Corindhap is a town in the Australian state of Victoria located on the Ballarat-Colac Road, 38.9 km from Ballarat and 62.9 km from Colac. Formerly known as Break O'Day.

==History==
The town was established in 1852 after gold was found at Boundary Hill. By 1857 the town had grown to 5000 people. There were "...four hotels, three bakers, three tailors, two blacksmiths, two drapers, four butchers, two bootmakers, two grocers, two general storekeepers, a tobacconist and numerous "grog shanties". There was an Oddfellows' Hall, two churches and a school. The town even had a brass band..."
The Post Office, opened on 25 January 1868, was known as Break O'Day until 1876, and closed in 1993.

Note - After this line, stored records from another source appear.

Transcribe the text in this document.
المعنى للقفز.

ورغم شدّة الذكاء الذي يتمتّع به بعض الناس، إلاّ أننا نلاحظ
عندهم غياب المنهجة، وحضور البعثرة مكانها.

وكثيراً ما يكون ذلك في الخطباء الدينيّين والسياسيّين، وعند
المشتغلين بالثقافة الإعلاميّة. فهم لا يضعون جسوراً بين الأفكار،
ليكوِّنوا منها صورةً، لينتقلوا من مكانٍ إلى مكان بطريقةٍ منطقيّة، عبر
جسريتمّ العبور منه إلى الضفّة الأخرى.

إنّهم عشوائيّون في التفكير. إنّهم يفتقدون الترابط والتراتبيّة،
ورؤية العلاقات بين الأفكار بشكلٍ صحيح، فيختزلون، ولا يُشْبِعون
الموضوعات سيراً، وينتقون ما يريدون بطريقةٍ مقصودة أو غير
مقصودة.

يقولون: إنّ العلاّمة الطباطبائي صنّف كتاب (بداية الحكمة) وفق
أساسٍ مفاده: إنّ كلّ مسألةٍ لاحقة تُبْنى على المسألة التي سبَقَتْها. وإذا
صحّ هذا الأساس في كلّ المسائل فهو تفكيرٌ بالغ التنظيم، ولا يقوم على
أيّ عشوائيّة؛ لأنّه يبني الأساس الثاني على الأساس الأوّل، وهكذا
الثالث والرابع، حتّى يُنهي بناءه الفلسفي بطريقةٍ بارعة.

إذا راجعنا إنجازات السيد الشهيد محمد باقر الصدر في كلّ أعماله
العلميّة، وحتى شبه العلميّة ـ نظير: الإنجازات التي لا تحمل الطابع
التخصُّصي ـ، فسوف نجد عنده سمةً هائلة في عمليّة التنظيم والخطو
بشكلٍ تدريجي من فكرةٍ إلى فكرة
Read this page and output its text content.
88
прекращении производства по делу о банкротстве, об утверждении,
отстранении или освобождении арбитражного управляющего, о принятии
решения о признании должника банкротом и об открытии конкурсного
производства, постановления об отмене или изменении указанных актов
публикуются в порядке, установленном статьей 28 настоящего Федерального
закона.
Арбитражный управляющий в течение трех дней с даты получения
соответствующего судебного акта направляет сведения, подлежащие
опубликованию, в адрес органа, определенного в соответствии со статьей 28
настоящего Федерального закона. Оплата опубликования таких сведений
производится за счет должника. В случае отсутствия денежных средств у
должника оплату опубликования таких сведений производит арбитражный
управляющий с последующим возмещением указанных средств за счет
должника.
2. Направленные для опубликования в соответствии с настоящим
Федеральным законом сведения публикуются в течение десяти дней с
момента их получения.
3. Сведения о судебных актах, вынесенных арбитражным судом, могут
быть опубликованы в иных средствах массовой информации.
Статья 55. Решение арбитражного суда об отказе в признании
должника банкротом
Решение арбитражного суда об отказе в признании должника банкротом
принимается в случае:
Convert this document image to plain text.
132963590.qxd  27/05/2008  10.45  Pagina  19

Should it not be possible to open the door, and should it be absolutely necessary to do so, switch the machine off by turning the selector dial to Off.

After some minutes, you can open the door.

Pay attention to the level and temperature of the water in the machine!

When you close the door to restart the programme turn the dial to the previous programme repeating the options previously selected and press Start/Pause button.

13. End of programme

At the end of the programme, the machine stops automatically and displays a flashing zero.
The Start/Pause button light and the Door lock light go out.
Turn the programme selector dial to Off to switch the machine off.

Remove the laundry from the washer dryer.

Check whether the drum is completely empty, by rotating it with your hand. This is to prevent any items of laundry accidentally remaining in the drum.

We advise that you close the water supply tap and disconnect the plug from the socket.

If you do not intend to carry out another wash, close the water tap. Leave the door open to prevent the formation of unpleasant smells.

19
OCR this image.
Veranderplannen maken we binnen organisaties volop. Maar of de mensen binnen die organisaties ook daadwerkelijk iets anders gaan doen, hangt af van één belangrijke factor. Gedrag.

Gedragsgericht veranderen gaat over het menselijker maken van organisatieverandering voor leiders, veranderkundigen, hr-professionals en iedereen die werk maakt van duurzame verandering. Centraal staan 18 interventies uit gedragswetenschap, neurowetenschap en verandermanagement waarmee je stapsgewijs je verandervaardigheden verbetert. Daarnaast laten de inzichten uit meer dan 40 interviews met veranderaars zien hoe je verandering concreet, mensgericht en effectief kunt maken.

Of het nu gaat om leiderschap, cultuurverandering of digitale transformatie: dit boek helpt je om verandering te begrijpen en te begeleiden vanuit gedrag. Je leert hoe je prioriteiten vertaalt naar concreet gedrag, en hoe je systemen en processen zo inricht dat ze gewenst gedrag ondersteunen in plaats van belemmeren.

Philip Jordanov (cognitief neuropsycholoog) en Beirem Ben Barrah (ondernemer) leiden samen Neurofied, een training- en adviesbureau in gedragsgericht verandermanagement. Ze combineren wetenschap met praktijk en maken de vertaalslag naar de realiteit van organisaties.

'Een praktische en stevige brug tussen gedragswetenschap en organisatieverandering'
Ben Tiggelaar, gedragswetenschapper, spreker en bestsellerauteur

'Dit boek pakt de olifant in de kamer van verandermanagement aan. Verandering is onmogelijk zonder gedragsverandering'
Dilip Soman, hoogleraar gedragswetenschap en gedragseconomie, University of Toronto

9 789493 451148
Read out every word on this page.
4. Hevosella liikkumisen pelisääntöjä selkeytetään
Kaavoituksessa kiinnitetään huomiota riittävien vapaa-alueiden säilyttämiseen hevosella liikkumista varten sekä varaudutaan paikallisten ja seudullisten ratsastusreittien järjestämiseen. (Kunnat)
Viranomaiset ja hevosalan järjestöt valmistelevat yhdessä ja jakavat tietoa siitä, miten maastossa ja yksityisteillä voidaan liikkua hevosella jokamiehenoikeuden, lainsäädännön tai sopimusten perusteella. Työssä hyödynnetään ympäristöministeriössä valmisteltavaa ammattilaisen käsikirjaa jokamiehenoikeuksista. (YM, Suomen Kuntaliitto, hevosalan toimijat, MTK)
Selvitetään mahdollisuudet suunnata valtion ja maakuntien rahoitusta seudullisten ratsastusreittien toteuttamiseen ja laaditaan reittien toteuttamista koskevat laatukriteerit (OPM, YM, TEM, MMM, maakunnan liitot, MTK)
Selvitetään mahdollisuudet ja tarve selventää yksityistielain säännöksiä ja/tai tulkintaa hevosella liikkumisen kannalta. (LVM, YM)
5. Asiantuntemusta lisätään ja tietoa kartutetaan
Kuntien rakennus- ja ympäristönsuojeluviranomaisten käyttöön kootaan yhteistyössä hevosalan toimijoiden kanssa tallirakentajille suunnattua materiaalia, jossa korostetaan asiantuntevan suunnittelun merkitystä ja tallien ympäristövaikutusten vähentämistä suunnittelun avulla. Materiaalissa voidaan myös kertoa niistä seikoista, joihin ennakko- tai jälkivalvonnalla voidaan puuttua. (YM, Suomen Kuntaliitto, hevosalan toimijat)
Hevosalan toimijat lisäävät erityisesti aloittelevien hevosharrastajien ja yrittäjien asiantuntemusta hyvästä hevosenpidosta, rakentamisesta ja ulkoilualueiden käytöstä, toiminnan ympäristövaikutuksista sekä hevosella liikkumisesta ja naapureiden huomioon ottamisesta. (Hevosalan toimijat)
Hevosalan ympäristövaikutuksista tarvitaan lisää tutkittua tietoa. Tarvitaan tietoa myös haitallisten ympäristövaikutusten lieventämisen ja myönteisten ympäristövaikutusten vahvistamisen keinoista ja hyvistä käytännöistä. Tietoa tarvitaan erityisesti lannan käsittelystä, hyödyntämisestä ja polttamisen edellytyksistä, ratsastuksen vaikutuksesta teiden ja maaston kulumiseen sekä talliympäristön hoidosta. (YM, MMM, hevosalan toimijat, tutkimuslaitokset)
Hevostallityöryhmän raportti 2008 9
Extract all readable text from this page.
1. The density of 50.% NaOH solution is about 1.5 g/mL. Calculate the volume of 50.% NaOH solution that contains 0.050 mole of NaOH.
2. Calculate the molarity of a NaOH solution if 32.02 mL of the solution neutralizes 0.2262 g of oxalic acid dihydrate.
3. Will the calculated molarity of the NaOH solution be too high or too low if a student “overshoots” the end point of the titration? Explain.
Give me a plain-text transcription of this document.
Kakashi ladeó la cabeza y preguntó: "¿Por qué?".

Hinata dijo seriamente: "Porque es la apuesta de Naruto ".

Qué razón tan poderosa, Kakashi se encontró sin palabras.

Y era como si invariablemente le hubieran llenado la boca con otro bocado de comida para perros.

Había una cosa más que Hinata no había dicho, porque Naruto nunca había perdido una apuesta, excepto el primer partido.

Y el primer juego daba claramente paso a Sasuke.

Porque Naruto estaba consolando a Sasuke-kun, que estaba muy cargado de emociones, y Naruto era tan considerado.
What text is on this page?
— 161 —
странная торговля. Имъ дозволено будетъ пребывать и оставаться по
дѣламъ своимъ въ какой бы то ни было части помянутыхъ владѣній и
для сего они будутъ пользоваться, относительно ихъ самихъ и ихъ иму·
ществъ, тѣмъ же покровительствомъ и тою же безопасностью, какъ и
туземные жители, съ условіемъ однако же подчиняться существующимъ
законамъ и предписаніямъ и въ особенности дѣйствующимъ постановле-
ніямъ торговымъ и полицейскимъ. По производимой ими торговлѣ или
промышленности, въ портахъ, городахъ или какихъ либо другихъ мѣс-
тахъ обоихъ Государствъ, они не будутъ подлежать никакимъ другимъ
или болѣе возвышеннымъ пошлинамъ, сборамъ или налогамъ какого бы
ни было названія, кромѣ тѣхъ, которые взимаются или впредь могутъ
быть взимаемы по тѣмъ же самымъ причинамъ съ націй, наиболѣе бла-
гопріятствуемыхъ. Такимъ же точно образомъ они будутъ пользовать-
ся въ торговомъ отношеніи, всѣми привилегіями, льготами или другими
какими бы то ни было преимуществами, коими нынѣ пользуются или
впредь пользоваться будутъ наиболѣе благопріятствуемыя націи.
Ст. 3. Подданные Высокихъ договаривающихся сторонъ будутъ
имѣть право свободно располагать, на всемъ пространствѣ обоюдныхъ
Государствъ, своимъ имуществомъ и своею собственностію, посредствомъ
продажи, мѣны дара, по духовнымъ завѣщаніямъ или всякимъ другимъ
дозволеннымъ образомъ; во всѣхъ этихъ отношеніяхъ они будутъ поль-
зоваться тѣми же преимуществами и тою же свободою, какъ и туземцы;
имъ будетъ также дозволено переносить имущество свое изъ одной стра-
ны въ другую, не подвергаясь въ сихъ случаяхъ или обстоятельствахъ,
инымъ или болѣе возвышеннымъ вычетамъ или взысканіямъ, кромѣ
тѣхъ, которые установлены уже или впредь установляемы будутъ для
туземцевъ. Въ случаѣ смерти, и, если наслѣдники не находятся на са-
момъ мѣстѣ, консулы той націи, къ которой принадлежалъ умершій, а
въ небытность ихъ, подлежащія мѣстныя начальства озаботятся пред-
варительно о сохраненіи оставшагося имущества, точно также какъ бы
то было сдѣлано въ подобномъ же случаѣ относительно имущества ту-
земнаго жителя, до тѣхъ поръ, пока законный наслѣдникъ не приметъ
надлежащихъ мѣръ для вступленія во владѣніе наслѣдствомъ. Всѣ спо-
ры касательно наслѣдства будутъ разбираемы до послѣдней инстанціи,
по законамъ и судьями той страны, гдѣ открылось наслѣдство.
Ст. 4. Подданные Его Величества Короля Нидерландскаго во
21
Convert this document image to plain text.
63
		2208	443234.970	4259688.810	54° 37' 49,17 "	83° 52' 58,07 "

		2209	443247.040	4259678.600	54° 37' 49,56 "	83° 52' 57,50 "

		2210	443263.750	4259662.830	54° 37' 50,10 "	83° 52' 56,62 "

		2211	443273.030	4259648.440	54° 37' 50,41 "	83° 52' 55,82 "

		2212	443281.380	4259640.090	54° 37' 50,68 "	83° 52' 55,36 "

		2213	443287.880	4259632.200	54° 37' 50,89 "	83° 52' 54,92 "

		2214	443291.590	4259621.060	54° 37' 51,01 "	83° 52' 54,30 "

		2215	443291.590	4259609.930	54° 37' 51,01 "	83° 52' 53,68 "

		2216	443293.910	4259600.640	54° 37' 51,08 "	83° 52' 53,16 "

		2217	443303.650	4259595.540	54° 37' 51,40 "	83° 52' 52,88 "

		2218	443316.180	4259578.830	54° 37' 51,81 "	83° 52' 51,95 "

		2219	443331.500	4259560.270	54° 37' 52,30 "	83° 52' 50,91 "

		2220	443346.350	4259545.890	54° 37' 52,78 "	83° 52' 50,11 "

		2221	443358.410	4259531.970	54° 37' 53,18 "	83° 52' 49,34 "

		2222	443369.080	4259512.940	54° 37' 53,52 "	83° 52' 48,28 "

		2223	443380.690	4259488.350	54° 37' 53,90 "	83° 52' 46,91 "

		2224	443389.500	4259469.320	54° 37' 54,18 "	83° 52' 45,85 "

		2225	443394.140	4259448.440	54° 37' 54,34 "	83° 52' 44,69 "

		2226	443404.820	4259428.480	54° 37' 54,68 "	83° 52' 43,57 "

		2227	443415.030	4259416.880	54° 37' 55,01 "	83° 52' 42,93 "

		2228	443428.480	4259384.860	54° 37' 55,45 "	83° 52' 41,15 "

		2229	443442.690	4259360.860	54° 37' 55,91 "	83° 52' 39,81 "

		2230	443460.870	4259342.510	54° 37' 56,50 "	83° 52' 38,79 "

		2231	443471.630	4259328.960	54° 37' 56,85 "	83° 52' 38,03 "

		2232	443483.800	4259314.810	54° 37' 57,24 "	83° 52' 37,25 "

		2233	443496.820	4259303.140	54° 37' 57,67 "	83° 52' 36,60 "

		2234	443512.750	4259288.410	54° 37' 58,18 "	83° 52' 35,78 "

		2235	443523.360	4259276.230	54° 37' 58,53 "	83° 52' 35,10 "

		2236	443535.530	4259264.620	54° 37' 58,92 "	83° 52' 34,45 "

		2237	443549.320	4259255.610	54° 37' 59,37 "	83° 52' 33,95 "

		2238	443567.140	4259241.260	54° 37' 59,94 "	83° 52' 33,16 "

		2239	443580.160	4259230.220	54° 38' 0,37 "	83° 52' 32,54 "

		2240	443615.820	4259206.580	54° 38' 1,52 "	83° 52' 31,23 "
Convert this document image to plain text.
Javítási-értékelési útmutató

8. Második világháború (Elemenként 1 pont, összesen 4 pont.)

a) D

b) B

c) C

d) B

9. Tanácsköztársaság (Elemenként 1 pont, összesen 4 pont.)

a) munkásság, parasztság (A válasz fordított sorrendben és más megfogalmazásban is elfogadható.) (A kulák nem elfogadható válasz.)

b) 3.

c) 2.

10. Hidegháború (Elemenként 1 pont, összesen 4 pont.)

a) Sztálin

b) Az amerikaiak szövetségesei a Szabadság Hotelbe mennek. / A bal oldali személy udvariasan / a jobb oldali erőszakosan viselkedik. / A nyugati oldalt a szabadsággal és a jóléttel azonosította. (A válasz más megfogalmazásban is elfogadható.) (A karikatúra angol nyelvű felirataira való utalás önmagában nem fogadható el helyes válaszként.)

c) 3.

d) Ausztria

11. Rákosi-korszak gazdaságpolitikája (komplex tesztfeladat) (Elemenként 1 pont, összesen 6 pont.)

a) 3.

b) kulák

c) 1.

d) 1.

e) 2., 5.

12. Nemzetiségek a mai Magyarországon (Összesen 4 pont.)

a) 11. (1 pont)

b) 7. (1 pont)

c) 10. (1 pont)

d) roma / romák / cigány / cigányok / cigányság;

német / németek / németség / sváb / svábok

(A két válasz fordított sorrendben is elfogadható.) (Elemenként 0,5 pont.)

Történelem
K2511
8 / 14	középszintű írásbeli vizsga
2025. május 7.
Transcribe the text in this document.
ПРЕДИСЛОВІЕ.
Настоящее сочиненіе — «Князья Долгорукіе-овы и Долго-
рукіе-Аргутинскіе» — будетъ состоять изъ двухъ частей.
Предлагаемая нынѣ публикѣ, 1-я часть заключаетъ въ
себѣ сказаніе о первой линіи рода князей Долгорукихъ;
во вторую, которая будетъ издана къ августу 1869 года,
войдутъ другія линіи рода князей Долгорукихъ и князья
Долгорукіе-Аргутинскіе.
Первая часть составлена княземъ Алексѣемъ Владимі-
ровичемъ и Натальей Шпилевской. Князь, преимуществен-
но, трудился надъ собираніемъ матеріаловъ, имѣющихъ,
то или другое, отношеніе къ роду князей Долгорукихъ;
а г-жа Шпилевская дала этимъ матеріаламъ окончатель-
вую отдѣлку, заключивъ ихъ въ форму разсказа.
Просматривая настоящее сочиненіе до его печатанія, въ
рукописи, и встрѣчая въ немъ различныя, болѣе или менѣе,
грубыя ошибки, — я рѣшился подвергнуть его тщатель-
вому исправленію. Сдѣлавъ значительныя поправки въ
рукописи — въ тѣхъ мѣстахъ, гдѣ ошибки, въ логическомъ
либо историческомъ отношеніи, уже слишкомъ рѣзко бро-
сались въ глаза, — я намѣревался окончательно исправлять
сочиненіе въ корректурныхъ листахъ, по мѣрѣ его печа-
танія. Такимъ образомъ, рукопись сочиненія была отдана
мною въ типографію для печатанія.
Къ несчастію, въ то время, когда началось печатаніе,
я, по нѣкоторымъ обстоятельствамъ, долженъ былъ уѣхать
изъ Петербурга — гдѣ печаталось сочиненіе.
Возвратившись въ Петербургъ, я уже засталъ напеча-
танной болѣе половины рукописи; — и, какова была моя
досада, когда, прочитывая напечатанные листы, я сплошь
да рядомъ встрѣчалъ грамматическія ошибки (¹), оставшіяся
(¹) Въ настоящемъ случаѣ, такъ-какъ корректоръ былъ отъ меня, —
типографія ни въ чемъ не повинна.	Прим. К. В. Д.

A number of the early miners of the district stayed on as farmers. Amongst these was the McDonald family. William, a decommissioned soldier, and his son, William (junior), were some of the first miners at the Break O’Day diggings and remained as settlers in Corindhap.

==Today==
With a present population about 100, Corindhap has a pub, a church, a hall, an oval and a wide variety of homes. It has an Australian rules football team in conjunction with the neighbouring township of Rokewood. It previously competed in the Lexton Plains Football League, but the league folded at the end of the 2010 season. The team now play in the Central Highlands Football League.